Öfkeyle ona baktım, "Sen hemşire misin yoksa ilişki danışmanı mı?"
Gözleri şaşkınlıkla açıldı, "Aşmak istemedim."
"Gitmekte serbest miyim?" diye sordum bunun yerine, konuyu hızla değiştirerek. Artık evliliğim hakkında konuşmak istemiyordum. Sandığından çok daha karmaşıktı.
Lachlan'ı tüm kalbimle seviyordum ve sonunda, sevgim ona ulaşmanın bir yolunu bulacaktı ve biz birbirimize ait olduğumuzu görecekti.
"Birkaç gün kalman tavsiye edilir, özellikle de evdeki durumun göz önüne alındığında. Birkaç morluğun var ve neredeyse ölüyordun Allah aşkına."

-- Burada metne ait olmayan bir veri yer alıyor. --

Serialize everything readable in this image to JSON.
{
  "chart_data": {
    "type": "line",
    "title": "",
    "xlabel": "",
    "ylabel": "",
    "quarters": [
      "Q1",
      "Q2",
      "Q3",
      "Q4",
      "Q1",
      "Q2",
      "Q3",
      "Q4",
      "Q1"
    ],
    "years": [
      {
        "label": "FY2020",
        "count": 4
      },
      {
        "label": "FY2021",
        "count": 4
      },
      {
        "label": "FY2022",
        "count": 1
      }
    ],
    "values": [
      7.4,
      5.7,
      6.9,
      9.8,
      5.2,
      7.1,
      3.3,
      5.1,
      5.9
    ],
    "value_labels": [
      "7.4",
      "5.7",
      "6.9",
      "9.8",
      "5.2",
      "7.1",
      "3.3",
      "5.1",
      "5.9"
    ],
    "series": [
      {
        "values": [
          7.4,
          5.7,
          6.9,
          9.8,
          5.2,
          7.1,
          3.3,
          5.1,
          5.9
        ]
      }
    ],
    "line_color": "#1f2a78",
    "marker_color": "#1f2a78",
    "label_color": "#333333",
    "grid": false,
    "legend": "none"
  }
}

Morluklarımı inceledim ve hiçbirinin büyük bir sorun olmadığı sonucuna vardım. Lachlan, evden uzakta uyumam konusunda çok titizdi ve onun gazabına uğramak istemiyordum. Gitmem ve aile yemeğini berbat ettiğim için özür dilemem ve beni affetmesini ummam gerekiyordu.
"Sorumlu doktorla konuşmak istiyorum lütfen," dedim soğuk bir şekilde.
"İhtiyacın olan şey dinlenmek ve iyileşmek için biraz zaman geçirmek-" diye başladı hemşire ama hemen sözünü kestim.
"Doktoru görmek istiyorum," diye yineledim.
İçini çekti ve bir kağıt parçası alıp numarasını yazdı ve bana uzattı, "Ne zaman istersen beni ara. Her zaman yardım etmek için orada olacağım. İster inan ister inanma, seni ve bebeğini önemsiyorum-"
Başım döndü ve ağzım açık ona baktım, "Ne bebeği?"
Şaşkın bir ifadeyle baktı, "Üzgünüm, bildiğini sanıyordum. Dört haftalık hamilesin, Bayan Mallory."
Zihnimde kelimeler yankılanırken sadece ona şaşkınlıkla bakabildim.
Bunca yıldan sonra, Lachlan'ın bebeğine sahip olacaktım!